TensorFlow 采用静态计算图,在计算开始前构建完整计算图。这一特性使其在分布式训练与优化方面优势显著,如同搭建一座大型建筑,先绘制精确蓝图,而后有条不紊地施工。在 Google 的云服务中,TensorFlow 借助静态计算图可高效将计算资源分配到多服务器或 GPU 上。静态图构建完成后,能进行自动并行化计算、内存优化等操作,为搭建复杂神经网络筑牢根基。例如在训练大规模图像识别神经网络时,可利用静态计算图的优化机制,快速处理海量图像数据。

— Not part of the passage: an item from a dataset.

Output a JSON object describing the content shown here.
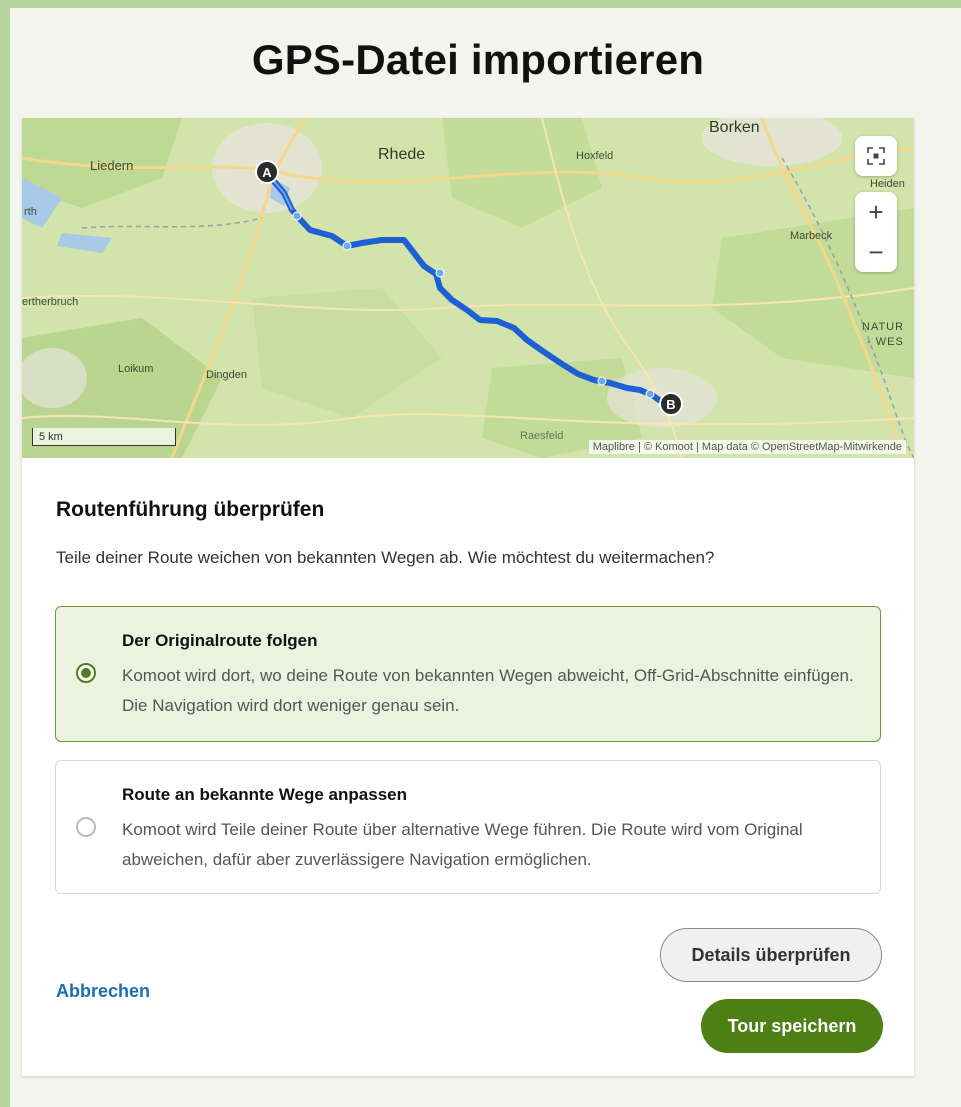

PyTorch 使用动态计算图,在运行时构建计算过程。这种方式就像即兴创作,更加直观灵活。研究人员编写神经网络代码如同编写常规 Python 代码,便于调试与快速迭代模型。在探索新神经网络架构时,依据实验结果随时调整网络结构,无需重新构建整个静态图。比如在研究新型循环神经网络结构时,能实时修改网络连接与参数,动态计算图实时跟踪计算过程,助力理解模型运行机制。
在实际使用中,若侧重生产环境,追求大规模分布式训练的高效性与稳定性,像开发工业级的图像识别系统、语音识别服务等,TensorFlow 是不错选择。开发者先定义好计算图中的各个节点与操作,例如构建卷积神经网络时,明确卷积层、池化层等操作及其连接关系,再配置好优化器、损失函数等参数进行模型训练。
若聚焦于研究探索,渴望快速尝试新想法、新架构,如高校或科研机构进行前沿神经网络研究,PyTorch 更为契合。以构建生成对抗网络(GAN)为例,开发者可按逻辑顺序逐步定义生成器与判别器,在训练过程中轻松调整网络结构与参数,通过即时反馈优化模型。
当然框架和库是对理论的封装,要想实现更复杂的模型,了解和学习底层理论必不可少。